Choose LoanDepot if: You need a non-QM loan, prefer occasional in-person service, or have multiple rental properties. Their portfolio loans accept alternative income documentation that Rocket won’t consider.
Choose Rocket Mortgage if: You prioritize speed and digital convenience, especially for refinancing. Their AI tools constantly scan for better rate options post-close.
For first-time buyers: Rocket’s educational resources are superior, but LoanDepot may offer more hand-holding through local loan officers.
For jumbo loans: LoanDepot’s higher maximum loan amounts and private banking options give them an edge for luxury home purchases.
Frequently asked questions
Q: Which lender offers better rates for excellent credit (740+)?
A: In 2026 reviews, borrowers with 740+ scores reported slightly better conventional rates from Rocket, but LoanDepot was more competitive on jumbo loans.
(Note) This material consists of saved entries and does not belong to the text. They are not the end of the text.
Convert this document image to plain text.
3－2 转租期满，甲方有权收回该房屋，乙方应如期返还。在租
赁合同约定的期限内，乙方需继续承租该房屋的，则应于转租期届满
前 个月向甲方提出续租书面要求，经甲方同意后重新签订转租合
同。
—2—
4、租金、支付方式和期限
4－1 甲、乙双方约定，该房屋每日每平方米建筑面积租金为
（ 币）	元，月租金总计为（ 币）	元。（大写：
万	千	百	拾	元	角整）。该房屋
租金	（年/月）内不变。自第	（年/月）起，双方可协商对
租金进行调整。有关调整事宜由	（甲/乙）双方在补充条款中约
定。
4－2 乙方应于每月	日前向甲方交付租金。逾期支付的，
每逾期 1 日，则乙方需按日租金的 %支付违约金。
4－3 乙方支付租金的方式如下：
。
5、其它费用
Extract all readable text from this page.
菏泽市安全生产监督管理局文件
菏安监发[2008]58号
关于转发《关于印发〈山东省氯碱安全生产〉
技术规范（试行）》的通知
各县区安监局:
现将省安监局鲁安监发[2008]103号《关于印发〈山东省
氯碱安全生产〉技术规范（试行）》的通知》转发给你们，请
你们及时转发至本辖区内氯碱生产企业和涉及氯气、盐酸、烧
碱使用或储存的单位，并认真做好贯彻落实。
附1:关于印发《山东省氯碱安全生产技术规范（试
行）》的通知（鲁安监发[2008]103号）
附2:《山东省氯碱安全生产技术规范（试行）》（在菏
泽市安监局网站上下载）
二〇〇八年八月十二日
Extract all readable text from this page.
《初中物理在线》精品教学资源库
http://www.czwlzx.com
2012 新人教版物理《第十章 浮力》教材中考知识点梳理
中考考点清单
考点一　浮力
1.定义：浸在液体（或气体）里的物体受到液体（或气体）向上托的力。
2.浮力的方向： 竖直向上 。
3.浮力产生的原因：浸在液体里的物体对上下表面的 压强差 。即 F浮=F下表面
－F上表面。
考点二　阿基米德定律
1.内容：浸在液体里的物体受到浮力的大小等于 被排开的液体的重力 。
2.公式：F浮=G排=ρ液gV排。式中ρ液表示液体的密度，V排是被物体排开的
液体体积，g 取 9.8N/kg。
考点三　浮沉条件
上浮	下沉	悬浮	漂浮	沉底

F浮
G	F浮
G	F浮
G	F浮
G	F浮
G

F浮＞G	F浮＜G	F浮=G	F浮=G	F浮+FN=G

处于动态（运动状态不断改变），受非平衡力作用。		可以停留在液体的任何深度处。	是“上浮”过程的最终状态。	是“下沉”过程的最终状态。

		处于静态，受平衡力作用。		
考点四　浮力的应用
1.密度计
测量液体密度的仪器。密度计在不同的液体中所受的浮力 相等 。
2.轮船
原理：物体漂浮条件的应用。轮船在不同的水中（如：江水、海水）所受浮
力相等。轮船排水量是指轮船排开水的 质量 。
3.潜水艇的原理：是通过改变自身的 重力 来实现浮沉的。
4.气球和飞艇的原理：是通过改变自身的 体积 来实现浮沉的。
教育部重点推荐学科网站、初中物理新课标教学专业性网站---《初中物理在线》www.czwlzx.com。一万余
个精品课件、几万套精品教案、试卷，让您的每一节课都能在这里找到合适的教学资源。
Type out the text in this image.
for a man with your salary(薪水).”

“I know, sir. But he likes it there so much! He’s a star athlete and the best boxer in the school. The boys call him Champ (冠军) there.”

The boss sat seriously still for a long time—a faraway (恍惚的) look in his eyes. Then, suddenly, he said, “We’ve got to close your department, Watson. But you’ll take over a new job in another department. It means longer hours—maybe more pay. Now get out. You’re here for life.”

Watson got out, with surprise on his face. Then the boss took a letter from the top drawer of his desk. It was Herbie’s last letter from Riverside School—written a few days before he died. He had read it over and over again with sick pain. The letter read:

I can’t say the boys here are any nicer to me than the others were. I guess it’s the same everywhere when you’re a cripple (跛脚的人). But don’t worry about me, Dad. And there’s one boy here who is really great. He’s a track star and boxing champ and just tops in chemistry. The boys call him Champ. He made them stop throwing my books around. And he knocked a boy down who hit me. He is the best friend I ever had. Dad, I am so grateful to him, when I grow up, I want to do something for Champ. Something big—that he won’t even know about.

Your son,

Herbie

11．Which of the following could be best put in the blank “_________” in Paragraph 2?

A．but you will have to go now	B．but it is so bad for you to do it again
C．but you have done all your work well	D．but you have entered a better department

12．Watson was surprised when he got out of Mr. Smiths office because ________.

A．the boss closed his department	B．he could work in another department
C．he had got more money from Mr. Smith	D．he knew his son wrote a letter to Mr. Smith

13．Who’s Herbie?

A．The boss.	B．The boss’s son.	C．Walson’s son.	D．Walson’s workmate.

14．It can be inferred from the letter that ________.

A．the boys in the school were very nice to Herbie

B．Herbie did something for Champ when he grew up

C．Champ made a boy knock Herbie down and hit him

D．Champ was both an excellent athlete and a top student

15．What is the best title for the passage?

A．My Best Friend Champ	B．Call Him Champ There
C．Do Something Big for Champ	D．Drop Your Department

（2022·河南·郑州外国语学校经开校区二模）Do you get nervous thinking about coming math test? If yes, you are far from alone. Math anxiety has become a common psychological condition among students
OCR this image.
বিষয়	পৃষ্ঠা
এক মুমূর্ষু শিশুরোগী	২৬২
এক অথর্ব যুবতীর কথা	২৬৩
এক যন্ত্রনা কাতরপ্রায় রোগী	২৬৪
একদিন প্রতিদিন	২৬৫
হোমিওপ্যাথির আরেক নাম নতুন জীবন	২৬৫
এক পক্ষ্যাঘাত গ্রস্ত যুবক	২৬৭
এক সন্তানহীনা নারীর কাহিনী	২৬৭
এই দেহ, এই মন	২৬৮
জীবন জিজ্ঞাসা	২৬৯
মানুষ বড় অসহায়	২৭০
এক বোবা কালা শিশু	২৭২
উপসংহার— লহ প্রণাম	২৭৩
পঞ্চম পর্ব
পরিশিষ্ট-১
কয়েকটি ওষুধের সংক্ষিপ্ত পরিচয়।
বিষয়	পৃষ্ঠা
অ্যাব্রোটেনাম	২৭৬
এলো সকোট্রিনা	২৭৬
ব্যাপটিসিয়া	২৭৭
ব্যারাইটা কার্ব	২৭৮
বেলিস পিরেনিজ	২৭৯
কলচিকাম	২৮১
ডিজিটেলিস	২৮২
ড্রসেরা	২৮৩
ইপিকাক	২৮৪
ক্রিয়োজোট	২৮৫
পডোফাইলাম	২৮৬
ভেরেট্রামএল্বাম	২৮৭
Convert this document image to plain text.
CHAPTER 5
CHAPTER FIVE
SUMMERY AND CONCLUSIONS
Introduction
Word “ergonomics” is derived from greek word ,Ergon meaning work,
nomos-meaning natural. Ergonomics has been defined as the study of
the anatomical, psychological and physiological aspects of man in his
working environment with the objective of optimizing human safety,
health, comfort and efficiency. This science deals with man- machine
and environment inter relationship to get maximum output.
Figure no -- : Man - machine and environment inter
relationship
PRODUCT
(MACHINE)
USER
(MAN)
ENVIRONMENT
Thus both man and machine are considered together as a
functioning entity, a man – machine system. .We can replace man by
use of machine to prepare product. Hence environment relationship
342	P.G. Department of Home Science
Q: Can I negotiate fees with either lender?
A: Both lenders may reduce or waive certain fees (especially origination) for high-value loans or repeat customers. Always ask – recent LoanVouch reports show 42% success rate with Rocket vs 38% with LoanDepot.
Q: How do their pre-approval letters compare?
A: Rocket’s letters typically carry more weight with sellers due to their fully-underwritten pre-approval process, while LoanDepot letters may require additional verification later.